The toy messes mean we’re lucky enough to be able to afford things that my boys want. They mean that I have little people running (or rolling, in Aiden’s case) around our house. They mean that my kids are still young enough to hang out around the house with their weird (and maybe uncool?) parents. I know one day, I’ll wish for these times back. One day, they’ll pass through the house on their way out the door to hang out with their friends and then eventually, they’ll take all their junk and move out.
Does Austin need to learn to be more responsible and help out around the house more? Absolutely. But he’s only nine and sometimes he needs to be reminded five times instead of four to pick up his stuff. Eventually, he does, even though sometimes it comes with a huff or sigh (nine going on 13, apparently). One day not too far down the road, he’ll be asking for $350 sneakers, a new gaming system, and even a car. So I guess I can deal with the Star Wars lot for a little longer.

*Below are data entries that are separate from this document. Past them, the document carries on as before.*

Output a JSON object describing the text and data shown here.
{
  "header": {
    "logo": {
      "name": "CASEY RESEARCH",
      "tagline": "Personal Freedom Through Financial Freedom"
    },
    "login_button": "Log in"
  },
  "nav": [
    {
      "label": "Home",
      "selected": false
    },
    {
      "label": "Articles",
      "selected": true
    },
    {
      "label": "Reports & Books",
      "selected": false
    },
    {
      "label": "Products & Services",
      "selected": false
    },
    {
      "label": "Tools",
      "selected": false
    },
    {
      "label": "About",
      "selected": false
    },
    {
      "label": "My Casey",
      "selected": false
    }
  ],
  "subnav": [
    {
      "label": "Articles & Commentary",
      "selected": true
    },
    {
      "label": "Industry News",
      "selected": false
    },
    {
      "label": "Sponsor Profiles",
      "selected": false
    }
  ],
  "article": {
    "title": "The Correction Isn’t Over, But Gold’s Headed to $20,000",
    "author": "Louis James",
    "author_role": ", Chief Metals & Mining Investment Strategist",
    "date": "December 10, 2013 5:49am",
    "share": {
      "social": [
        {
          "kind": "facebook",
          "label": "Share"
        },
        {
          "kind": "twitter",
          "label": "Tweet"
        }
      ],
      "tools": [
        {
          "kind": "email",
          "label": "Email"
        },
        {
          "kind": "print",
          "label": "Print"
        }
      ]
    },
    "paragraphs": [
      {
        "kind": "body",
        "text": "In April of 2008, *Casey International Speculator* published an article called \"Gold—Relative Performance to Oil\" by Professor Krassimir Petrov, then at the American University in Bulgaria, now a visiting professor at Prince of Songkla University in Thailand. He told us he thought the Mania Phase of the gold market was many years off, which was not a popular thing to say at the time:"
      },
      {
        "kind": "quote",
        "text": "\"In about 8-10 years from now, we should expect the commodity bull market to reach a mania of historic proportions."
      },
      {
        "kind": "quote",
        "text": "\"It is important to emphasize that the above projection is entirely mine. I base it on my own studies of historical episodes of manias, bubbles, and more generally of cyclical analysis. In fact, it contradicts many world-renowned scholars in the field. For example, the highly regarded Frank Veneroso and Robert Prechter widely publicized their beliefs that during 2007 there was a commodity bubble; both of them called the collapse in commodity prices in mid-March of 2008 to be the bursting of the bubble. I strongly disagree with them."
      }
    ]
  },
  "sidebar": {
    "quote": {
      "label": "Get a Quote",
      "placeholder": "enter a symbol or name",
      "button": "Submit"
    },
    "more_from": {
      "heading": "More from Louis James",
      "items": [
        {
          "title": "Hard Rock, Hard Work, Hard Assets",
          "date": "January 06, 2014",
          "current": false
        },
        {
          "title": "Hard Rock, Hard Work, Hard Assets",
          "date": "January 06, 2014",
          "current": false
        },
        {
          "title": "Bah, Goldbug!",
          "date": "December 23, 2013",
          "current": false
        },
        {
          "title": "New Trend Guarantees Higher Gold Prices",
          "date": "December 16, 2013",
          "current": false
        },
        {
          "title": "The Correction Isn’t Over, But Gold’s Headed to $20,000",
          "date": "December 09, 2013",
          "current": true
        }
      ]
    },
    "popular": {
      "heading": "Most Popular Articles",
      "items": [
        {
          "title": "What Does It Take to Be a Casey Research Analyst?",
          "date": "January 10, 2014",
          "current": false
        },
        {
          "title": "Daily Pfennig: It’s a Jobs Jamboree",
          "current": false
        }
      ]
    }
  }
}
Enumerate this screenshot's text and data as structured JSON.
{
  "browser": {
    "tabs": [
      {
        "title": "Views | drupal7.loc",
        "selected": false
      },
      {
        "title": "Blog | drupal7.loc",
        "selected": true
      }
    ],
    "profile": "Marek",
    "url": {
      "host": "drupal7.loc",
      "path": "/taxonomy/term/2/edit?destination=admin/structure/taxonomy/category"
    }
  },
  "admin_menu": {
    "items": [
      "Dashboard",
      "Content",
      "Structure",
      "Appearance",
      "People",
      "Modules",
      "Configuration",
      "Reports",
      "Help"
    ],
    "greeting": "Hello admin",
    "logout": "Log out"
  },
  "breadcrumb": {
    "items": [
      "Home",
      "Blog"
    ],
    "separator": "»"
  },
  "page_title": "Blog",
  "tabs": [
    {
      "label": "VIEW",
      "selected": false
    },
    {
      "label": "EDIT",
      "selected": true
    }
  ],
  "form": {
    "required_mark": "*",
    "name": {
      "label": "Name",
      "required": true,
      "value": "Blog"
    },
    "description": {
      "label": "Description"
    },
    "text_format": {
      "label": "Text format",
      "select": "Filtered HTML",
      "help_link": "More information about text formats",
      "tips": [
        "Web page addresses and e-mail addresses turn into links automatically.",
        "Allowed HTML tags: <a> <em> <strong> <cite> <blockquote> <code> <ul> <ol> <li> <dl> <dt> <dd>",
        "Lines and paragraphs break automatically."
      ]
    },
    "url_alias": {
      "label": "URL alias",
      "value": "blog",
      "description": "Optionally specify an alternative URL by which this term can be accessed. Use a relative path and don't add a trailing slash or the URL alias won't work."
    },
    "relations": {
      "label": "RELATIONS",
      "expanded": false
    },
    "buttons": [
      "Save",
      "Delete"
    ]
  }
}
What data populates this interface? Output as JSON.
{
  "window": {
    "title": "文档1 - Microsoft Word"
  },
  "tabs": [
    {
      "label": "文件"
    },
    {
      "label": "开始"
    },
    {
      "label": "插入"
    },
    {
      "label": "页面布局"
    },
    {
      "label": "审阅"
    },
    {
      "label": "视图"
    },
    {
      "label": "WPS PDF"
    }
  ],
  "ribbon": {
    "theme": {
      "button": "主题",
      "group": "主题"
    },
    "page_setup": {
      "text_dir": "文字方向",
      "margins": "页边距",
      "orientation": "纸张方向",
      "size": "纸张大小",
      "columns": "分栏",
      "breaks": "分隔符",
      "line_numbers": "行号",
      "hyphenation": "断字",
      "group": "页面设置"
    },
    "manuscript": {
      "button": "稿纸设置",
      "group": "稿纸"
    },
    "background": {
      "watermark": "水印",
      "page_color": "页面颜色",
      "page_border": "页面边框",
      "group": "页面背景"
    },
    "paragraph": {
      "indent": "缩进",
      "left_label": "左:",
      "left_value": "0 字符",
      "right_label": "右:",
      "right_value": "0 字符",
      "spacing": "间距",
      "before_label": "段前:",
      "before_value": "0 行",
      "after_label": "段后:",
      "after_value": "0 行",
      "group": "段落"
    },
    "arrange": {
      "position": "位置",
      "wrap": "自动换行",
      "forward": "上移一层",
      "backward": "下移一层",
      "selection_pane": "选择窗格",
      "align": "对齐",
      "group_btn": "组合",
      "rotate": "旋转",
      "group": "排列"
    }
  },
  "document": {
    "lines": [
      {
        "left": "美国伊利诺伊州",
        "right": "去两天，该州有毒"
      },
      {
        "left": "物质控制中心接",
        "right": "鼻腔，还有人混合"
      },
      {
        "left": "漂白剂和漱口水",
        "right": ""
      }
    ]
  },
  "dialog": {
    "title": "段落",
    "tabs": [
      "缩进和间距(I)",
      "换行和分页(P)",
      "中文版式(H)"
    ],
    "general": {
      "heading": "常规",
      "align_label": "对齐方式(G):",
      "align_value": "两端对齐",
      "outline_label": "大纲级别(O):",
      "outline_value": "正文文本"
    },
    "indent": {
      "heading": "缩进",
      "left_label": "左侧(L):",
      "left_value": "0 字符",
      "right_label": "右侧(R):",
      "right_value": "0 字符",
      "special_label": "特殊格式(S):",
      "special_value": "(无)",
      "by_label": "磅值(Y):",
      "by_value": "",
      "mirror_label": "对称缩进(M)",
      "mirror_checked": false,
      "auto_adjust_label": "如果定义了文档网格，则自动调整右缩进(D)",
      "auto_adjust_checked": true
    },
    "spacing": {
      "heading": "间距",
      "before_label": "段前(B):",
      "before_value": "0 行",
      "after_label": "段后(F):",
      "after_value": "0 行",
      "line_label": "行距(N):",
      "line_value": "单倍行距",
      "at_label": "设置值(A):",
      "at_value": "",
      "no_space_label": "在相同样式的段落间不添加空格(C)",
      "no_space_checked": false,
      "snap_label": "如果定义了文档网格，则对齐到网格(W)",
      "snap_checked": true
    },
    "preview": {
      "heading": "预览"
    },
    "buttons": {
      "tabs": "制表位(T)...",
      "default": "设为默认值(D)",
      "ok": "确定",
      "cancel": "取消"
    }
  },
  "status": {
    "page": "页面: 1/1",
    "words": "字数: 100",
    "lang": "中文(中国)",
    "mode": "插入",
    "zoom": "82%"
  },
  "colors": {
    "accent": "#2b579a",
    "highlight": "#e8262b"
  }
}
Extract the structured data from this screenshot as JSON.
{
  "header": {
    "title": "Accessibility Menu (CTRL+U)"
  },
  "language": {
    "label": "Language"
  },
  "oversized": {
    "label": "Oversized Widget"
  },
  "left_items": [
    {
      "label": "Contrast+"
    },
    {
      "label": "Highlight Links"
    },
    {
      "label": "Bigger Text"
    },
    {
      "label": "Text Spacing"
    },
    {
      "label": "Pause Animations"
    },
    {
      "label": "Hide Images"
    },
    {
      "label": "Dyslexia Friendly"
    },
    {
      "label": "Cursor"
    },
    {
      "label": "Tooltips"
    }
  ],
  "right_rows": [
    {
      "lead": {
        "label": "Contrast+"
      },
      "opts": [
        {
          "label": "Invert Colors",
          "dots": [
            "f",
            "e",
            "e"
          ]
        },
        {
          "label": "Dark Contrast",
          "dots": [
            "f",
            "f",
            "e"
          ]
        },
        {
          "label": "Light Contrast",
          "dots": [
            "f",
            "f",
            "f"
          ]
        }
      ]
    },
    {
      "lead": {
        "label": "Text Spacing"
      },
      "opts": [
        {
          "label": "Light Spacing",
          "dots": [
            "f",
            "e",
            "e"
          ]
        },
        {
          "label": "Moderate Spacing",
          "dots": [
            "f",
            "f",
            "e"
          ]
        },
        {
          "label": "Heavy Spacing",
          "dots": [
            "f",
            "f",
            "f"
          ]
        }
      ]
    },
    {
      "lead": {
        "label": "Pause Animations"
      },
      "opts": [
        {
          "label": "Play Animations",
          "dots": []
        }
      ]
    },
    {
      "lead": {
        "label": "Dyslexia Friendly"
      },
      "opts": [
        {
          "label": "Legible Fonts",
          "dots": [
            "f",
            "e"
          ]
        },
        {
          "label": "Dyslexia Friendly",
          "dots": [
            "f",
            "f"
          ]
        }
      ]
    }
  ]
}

The busyness won’t last forever. I have to remember that my house really isn’t “messy” it’s just littered with the signs of well-loved boys (and one grown man who also keeps four pairs of shoes downstairs). And if anyone visiting has a problem with that, well, as Grandma used to say, they don’t have to come over.

Comments

  1. I feel this one in my bones. Between kids and pets, I feel like my house is and will never be as clean as I want it to be. And with my kids all being at very different phases, I know firsthand that this doesn't last forever.